Governor a scrooge to political correctness - declares Christmas, Hanukkah holidays
PHOENIX -- The state may be teetering on financial collapse.
But that didn't keep Gov. Jan Brewer from taking the time Wednesday to officially declare Arizona a Christmas -- and Hanukkah -- safe zone, at least for state workers.
In a formal executive order, Brewer said any executive branch agency that reports to her cannot stop employees from "personally celebrating' either holiday. That includes putting items "traditionally associated' with the holidays on their desks.
She similarly barred those agencies from stopping state employees from wishing others either a "Merry Christmas' or a "Happy Hanukkah.' And Brewer said state agencies cannot participate in any "censorship of the lawful celebration and acknowledgement of Christmas, Hanukkah or any other recognized religious holiday.'
The governor, who already faces opposition in next year's Republican primary, said her move was necessary.
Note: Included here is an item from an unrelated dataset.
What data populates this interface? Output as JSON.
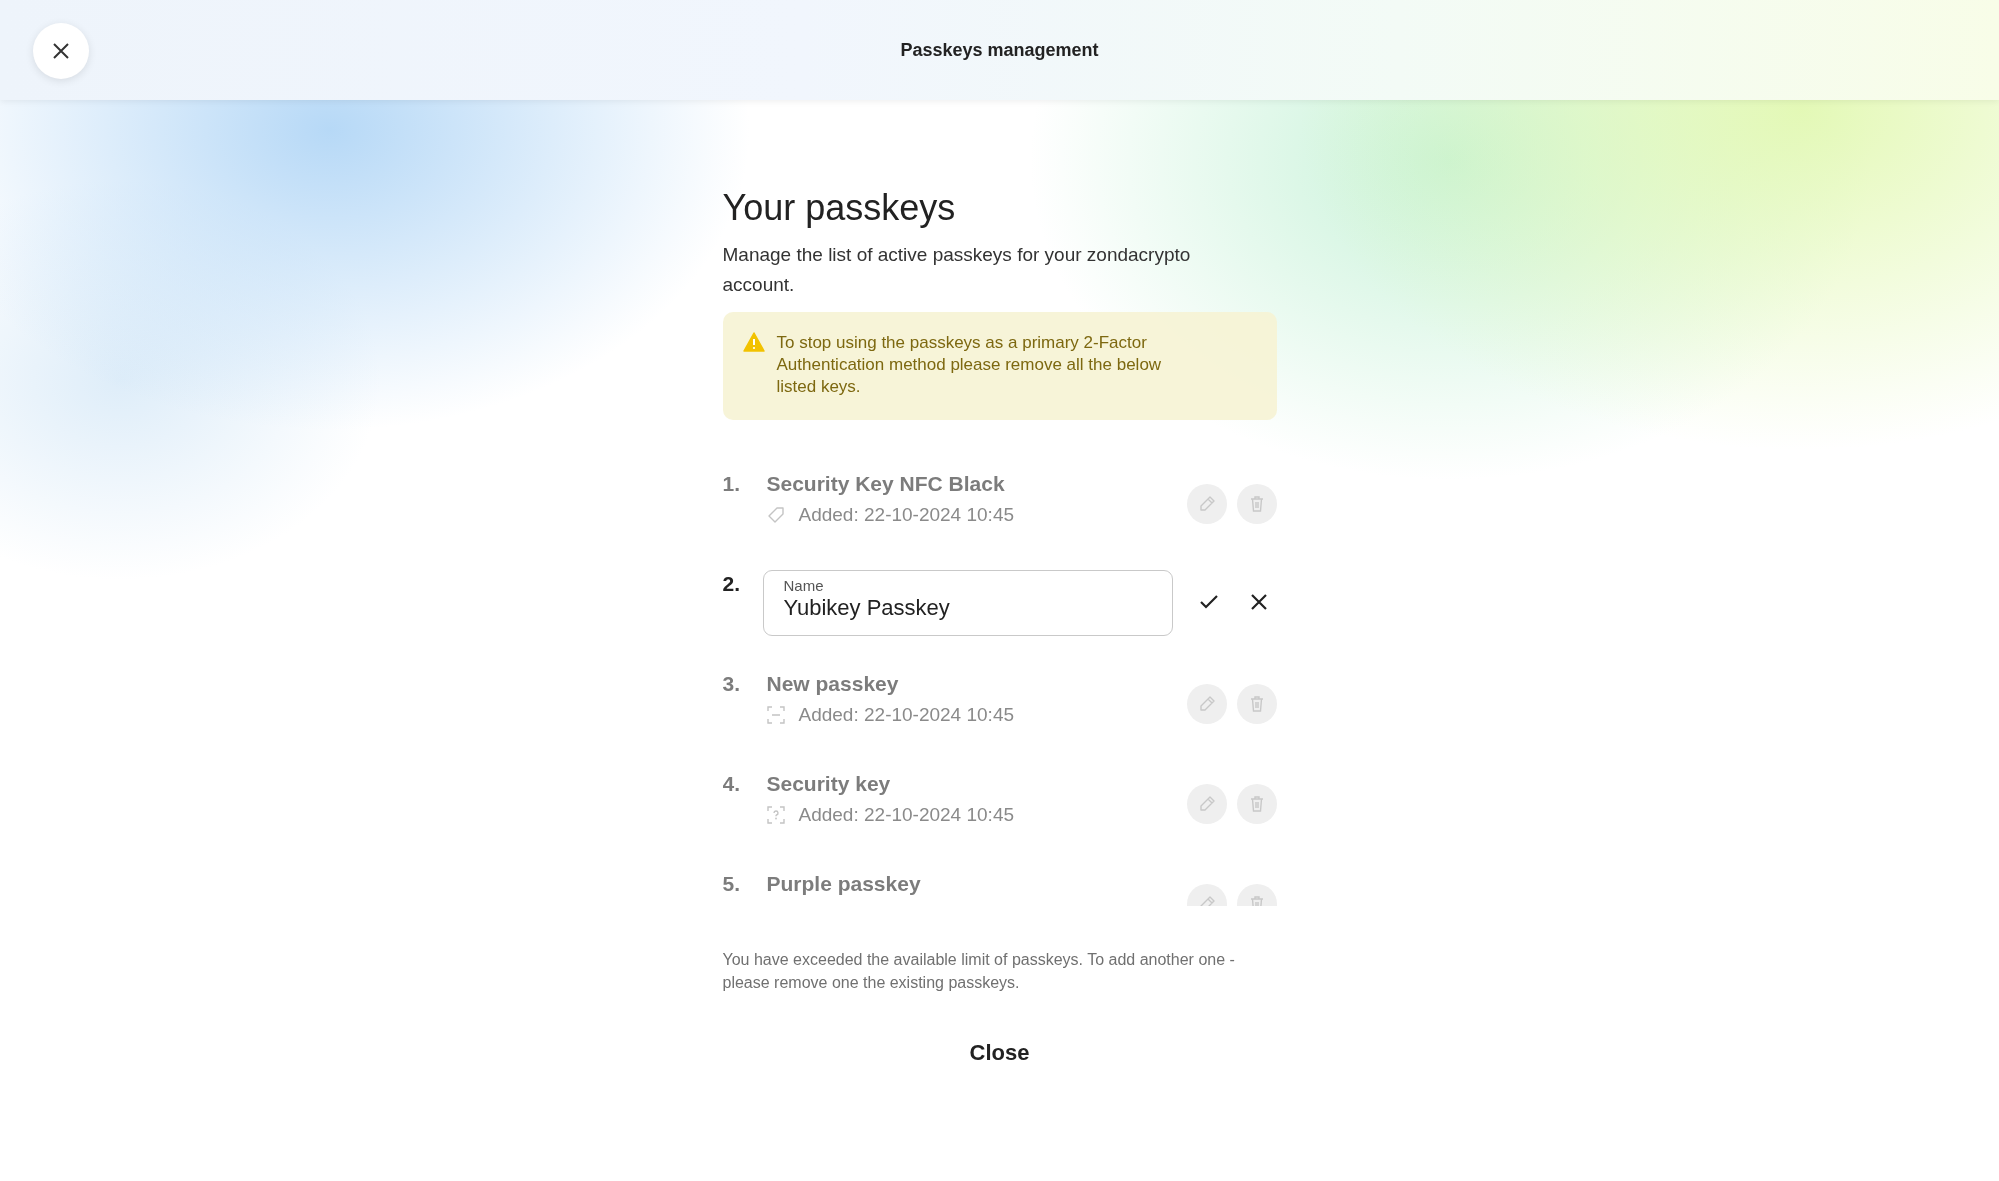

"State and local officials in Arizona (and elsewhere) in the past have attempted to strip both Christmas and Hanukkah of their meaning,' Brewer wrote in her order.
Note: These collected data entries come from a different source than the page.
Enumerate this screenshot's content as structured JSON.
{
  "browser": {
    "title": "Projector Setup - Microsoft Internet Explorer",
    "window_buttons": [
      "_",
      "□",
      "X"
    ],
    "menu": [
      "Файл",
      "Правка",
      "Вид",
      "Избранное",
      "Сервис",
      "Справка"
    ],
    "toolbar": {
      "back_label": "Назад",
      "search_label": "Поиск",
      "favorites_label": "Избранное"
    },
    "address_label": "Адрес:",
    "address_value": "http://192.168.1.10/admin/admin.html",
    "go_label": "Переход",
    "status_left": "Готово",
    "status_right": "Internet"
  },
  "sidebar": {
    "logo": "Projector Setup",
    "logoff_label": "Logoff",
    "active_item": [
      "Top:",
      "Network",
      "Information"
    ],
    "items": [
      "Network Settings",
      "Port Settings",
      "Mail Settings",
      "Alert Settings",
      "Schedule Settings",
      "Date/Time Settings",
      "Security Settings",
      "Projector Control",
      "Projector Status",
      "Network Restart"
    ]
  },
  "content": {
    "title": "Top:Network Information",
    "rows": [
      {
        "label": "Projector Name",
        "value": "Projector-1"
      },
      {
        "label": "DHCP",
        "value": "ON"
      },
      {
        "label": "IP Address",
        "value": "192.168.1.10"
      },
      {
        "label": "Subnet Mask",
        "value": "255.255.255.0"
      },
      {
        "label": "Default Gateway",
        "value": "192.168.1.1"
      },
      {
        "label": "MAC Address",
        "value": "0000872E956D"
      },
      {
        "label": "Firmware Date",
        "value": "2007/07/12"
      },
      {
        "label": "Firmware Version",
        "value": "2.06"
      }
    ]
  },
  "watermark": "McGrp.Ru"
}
She pointedly referred to the fact that Janet Napolitano, her predecessor, had referred to the decoration in the lobby of the Capitol tower as the state's "holiday tree.' And in 2001, when Napolitano was attorney general, her office put out a memo listing "acceptable seasonal decorations' in common areas, including snowflakes, icicles, garlands, poinsettia plants and wrapped presents -- but not trees under which gifts could be placed, or Santa himself.
Less clear is where Kwanzaa fits into Brewer's order.
Brewer has permitted a Kwanzaa display in the lobby of the Capitol, next to the Hanukkah menorah and near the Christmas tree. And gubernatorial press aide Paul Senseman called it "a significant holiday tied directly to Christmas,' saying the language in the order was specifically designed to be inclusive.
"You will be inaccurate if you suggest otherwise,' Senseman said.
But the "Official Kwanzaa Web Site' quotes Maulana Karenga, a professor at California State University at Long Beach and listed as the "creator' of the holiday, as saying that is not the case.
"Kwanzaa was not created to give people an alternative to their own religion or religious holiday,' Karenga explains. "And it is not an alternative to people's religion or faith but a common ground of African culture.'
This isn't Brewer's first instance of mixing religion and government.
In a September speech to pastors of the Missouri Synod of the Lutheran Church, she said "God has placed me in this powerful position as Arizona's governor' to help the state weather its troubles.
She also said there are times when, during a meeting with staffers, one will suggest praying about an issue.
"And we stop, and we take that time, and we pray about it,' Brewer, a Missouri Synod-Lutheran herself, told the group. "And it does make a difference.'
Her order does not include the courts, the Legislature or agencies, which have their own elected officials like the Arizona Corporation Commission or the Attorney General's Office.